In 2017, Venezuela signed the Treaty on the Prohibition of Nuclear Weapons of the United Nations.

Other deals include a memorandum of understanding with Brazil on cooperation in the peaceful uses of nuclear energy of July 1979, followed by a mutual nuclear reactor research project in November 1983. In 2007, an article in newspaper O Estado de S. Paulo reported that uranium mining technology, developed by the Brazilian National Nuclear Energy Commission (CNEN) was transferred to Venezuela.

== Cancelled projects ==
In 2010, Venezuela announced plans to build a nuclear power station, with support from Russia. Venezuela signed two pacts with Russia, one for mutual collaboration on nuclear energy and a second on for the purchase and installation of two nuclear reactors: a research reactor to be used for medical and scientific purposes and a nuclear power plant.

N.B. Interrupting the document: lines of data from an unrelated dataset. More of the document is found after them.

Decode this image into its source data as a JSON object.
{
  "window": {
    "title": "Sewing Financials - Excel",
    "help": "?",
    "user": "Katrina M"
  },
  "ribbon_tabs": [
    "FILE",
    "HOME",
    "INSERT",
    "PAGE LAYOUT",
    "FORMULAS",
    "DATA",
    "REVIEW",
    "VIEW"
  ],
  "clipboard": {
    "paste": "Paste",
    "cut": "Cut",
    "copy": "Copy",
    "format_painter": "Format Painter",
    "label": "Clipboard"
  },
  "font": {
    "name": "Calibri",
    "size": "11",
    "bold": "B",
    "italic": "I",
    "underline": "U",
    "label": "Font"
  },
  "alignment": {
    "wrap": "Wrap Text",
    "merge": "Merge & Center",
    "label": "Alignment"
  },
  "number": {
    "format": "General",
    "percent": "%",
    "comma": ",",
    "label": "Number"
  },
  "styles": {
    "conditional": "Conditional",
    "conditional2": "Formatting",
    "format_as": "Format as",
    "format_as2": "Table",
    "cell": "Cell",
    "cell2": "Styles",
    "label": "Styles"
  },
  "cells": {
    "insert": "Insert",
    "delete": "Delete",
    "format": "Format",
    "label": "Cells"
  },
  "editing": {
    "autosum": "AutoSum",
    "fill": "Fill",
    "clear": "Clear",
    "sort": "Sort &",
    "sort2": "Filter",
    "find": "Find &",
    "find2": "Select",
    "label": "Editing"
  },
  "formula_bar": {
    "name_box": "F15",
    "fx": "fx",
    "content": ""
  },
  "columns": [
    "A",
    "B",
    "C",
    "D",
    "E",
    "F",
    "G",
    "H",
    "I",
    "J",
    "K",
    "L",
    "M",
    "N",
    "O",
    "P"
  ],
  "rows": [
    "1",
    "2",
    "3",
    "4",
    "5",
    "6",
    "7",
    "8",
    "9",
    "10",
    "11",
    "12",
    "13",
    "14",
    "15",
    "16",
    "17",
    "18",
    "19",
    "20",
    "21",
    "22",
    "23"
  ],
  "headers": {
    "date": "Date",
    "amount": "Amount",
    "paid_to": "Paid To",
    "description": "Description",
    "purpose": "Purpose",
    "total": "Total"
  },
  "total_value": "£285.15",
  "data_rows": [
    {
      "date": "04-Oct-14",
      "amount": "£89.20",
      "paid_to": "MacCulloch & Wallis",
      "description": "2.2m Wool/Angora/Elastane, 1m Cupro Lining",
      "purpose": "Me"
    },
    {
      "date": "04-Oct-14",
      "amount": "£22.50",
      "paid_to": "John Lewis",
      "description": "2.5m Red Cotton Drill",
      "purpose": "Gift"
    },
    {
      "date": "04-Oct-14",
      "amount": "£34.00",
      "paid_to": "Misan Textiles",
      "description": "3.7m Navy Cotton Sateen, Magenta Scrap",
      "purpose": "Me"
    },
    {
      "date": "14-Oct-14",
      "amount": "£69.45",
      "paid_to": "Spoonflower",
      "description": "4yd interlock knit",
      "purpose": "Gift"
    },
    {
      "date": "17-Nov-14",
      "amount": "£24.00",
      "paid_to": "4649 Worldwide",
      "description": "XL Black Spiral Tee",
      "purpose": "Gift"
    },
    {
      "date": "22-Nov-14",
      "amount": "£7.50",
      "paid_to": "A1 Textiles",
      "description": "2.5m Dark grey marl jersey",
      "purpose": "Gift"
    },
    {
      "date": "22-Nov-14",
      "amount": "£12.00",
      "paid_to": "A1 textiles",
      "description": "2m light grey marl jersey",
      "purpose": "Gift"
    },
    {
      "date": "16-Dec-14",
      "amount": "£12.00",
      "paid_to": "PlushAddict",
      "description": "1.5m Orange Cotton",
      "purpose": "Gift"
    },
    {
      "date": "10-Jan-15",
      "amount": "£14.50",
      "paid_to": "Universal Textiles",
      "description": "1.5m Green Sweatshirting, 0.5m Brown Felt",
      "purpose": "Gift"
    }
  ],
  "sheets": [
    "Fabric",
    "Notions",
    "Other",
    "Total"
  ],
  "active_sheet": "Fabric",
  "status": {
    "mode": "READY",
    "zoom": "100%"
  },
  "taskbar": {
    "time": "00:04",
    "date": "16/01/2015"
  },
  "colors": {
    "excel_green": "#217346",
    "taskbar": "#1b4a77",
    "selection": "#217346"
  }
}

After the 2011 Fukushima Daiichi nuclear disaster in Japan, Venezuelan President Hugo Chávez announced a halt to plans on building a nuclear power plant.

The agreement with Russia included the training of students in Russia to increase specialized personnel. Many Venezuelan students followed postgraduate studies in Russia until the termination of the training program in 2017.